Respiratory therapists provide care for sufferers who have trouble breathing; for example, from a serious respiratory disease, such as asthma or emphysema. They also provide emergency care to sufferers suffering from strokes, heart attack, drowning, or shock. Respiratory therapists need at least an associate’s degree, although both associate’s and bachelor’s degrees are typical. Respiratory therapists are certified in all states except Alaska; specifications differ by state.
Respiratory treatment increased out of the nursing career when it was decided that a specialty in respiratory/pulmonary conditions and illnesses guaranteed the full attention of a devoted career. Since that period, respiratory treatment has progressed into a worldwide identified medical resource. Asthma and lung cancer are deadly diseases around the world. Chronic obstructive pulmonary disease or COPD is a major cause of loss of life in the U.S. The statistics are terrifying, growing and risking the total well being of many individuals.

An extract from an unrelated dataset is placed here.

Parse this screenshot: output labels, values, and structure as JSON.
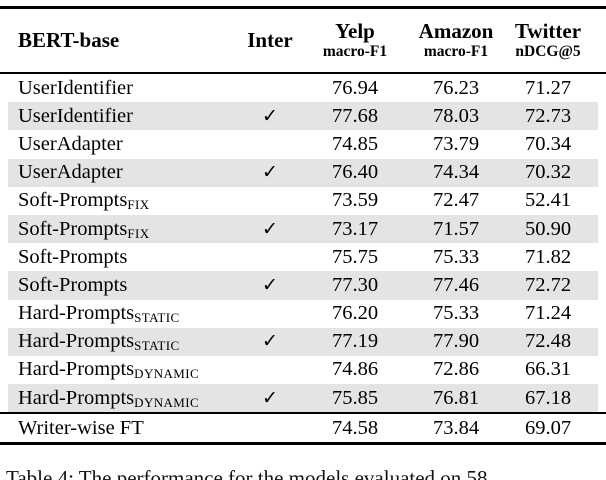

Becoming a respiratory therapist delivers new significance to the words “multitasking.” Handling several sufferers at once needs creativity and effective personal effective time control, which in my day was termed as “thinking on the feet.” And you have a choice as to where you would like to apply your abilities, with adult, children or neonatal patients: critical care, med/surgical, urgent services, recovery, home care, bronchi features, transportation (air and ground), disaster management, sales, education or research. Respiratory treatment technology is regularly changing, demanding a personal dedication to learn new techniques and programs. Anyone can force a key and do the minimum required to get by in their career, and many do so. However, you can be all that you can be in this career, if you so choose. I recommend it, because there will always be a need for respiratory therapists and it can open many professional gates and options.